# Species ID



## jason08857 (Nov 17, 2012)

Anyone have a clue what species this little guy is. Just bought him last week. Almost all my fish were wiped out during Sandy. This guy was the biggest fish in a tank of jags. I think he is a Dovii but not 100% sure.


----------



## jason08857 (Nov 17, 2012)

woops! Here is the picture. I'm new here


----------



## BC in SK (Aug 11, 2012)

I can tell you with certainty it is neither Parachromis managunse nor P. dovii.
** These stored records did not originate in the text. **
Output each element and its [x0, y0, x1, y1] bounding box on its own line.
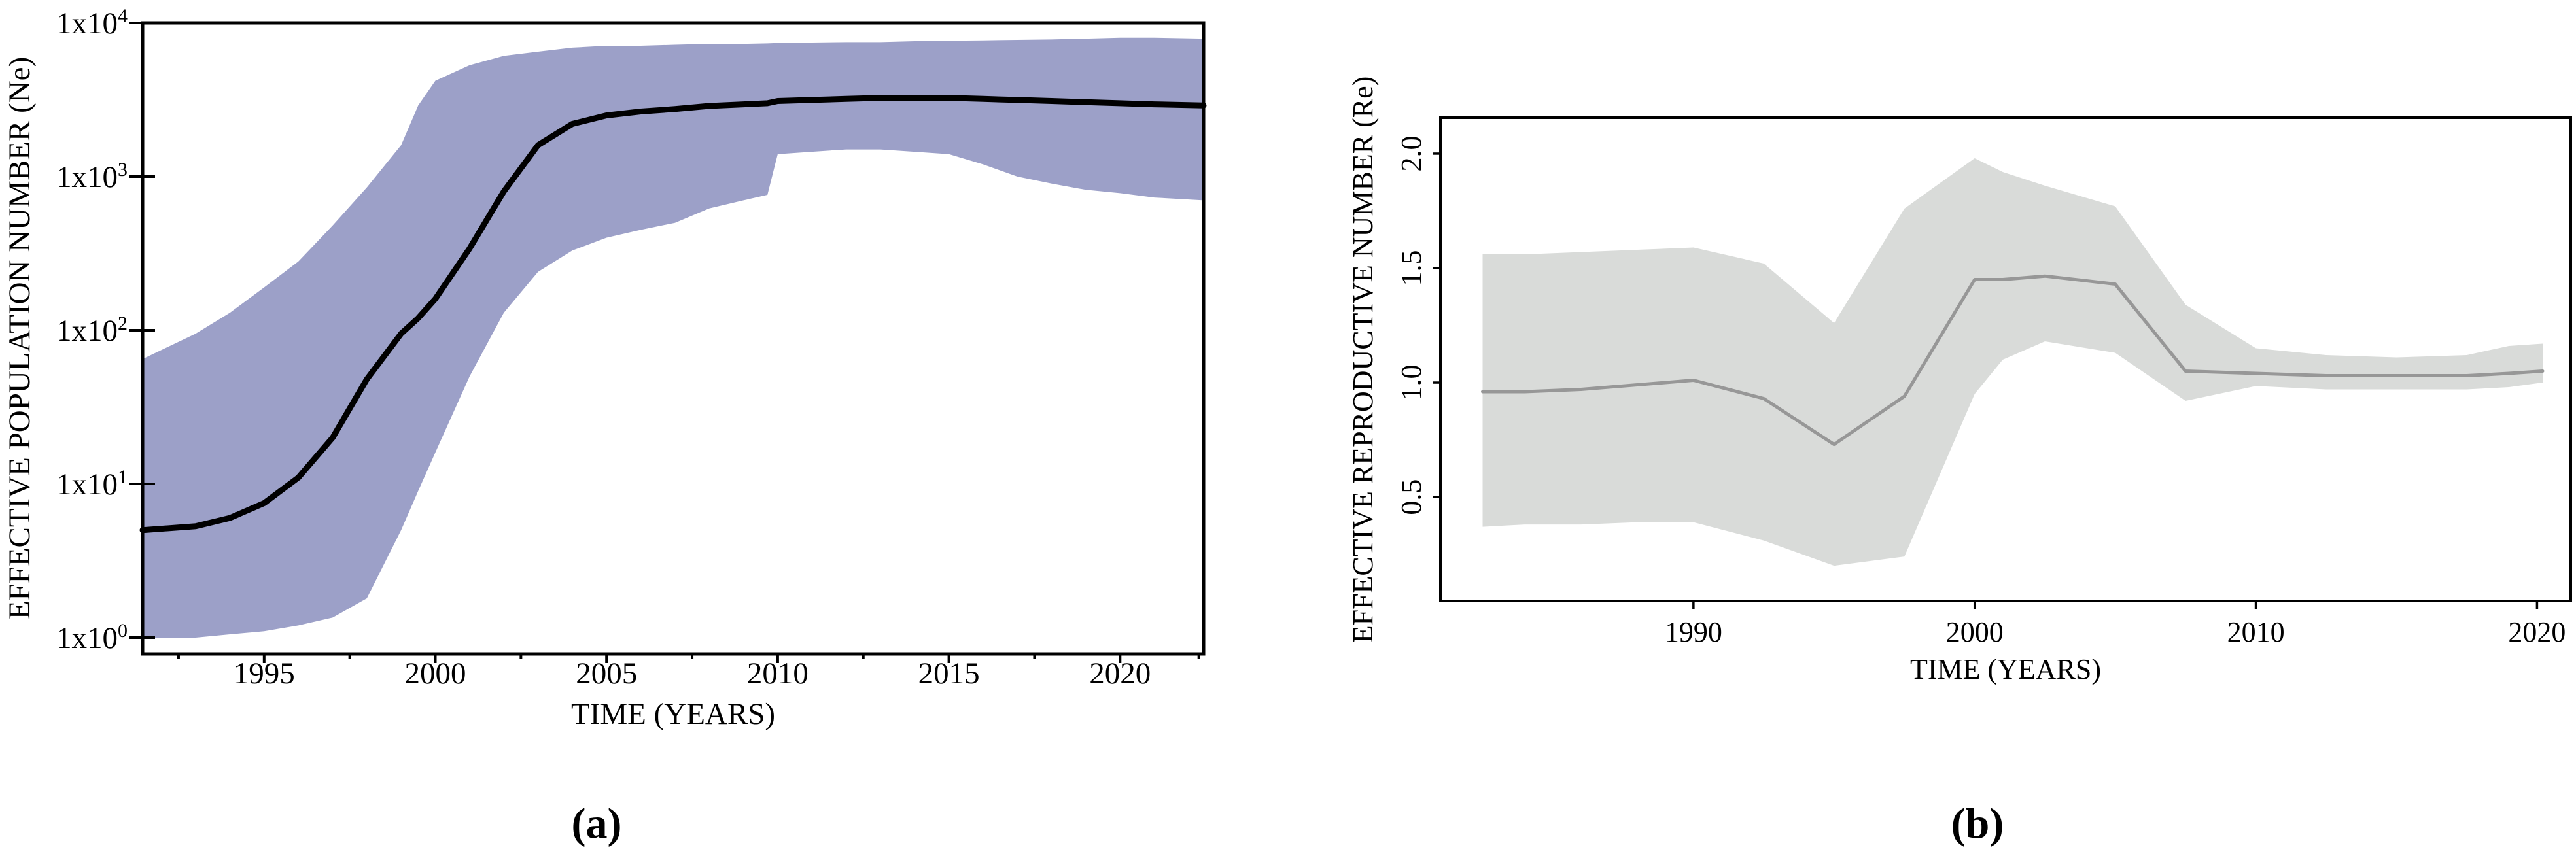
x-tick-label: 2015	[918, 657, 980, 691]
panel-a-effective-population-number: 1x104 1x103 1x102 1x101 1x100 1995 2000 2005 201…	[3, 5, 1207, 731]
x-axis-title: TIME (YEARS)	[1910, 653, 2101, 685]
y-tick-label: 1.5	[1395, 250, 1427, 286]
y-axis-title: EFFECTIVE REPRODUCTIVE NUMBER (Re)	[1347, 77, 1379, 643]
x-tick-label: 2000	[1946, 616, 2004, 648]
plot-frame	[1439, 116, 2572, 602]
x-tick-label: 2020	[1089, 657, 1151, 691]
x-tick-label: 1990	[1665, 616, 1722, 648]
y-tick-label: 1x103	[56, 159, 128, 194]
y-tick-label: 1x101	[56, 466, 128, 502]
hpd-credible-interval-band	[143, 37, 1204, 638]
hpd-credible-interval-band	[1482, 158, 2543, 566]
median-line	[1481, 274, 2545, 447]
x-tick-label: 2010	[2227, 616, 2285, 648]
y-tick-label: 1.0	[1395, 365, 1427, 401]
y-tick-label: 1x100	[56, 620, 128, 655]
x-tick-label: 1995	[234, 657, 295, 691]
y-tick-label: 1x102	[56, 313, 128, 348]
x-tick-label: 2010	[747, 657, 809, 691]
plot-frame	[141, 21, 1206, 656]
y-tick-label: 2.0	[1395, 135, 1427, 171]
x-tick-label: 2000	[405, 657, 466, 691]
x-tick-label: 2005	[576, 657, 637, 691]
y-tick-label: 1x104	[56, 5, 128, 41]
panel-b-caption: (b)	[1951, 800, 2004, 847]
panel-b-effective-reproductive-number: 2.0 1.5 1.0 0.5 1990 2000 2010 2020 TIME (YEARS)…	[1347, 77, 2572, 685]
x-tick-label: 2020	[2508, 616, 2566, 648]
x-axis-title: TIME (YEARS)	[571, 697, 775, 731]
y-axis-title: EFFECTIVE POPULATION NUMBER (Ne)	[3, 57, 37, 619]
y-tick-label: 0.5	[1395, 479, 1427, 515]
panel-a-caption: (a)	[571, 800, 622, 847]
median-line	[139, 95, 1207, 534]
I think it is probably P. loisellei......though at this young juvie stage it can be more then difficult to distinguish from P. fredrichsthalii and P. motoguense. It's definately one of those 3, though i couldn't tell you for certain which it is. As it gets larger, it may become obvious.


----------



## jason08857 (Nov 17, 2012)

Thanks for the help. I would take any of those 3. The tank is only a 125. To small for an adult dovii. Don't know if you can see the light blue/teal on his face. Don't know if that helps to id him


----------



## Rocksor (May 12, 2012)

I say jag

here's a link to a dovii juvenile

http://www.cichlidae.com/forum/viewtopic.php?f=4&t=3056


----------



## jason08857 (Nov 17, 2012)

So my guy definitely is no dovii. I agree with Bc in Sk. I think its a loisellei. I have a jag thats the same size in with him. They look completely different


----------



## jason08857 (Nov 17, 2012)

2 months since i got him or her. I still think its a loisellei. Can any parachromis keepers confirm? Sorry about the poor picture quality from my camera phone


----------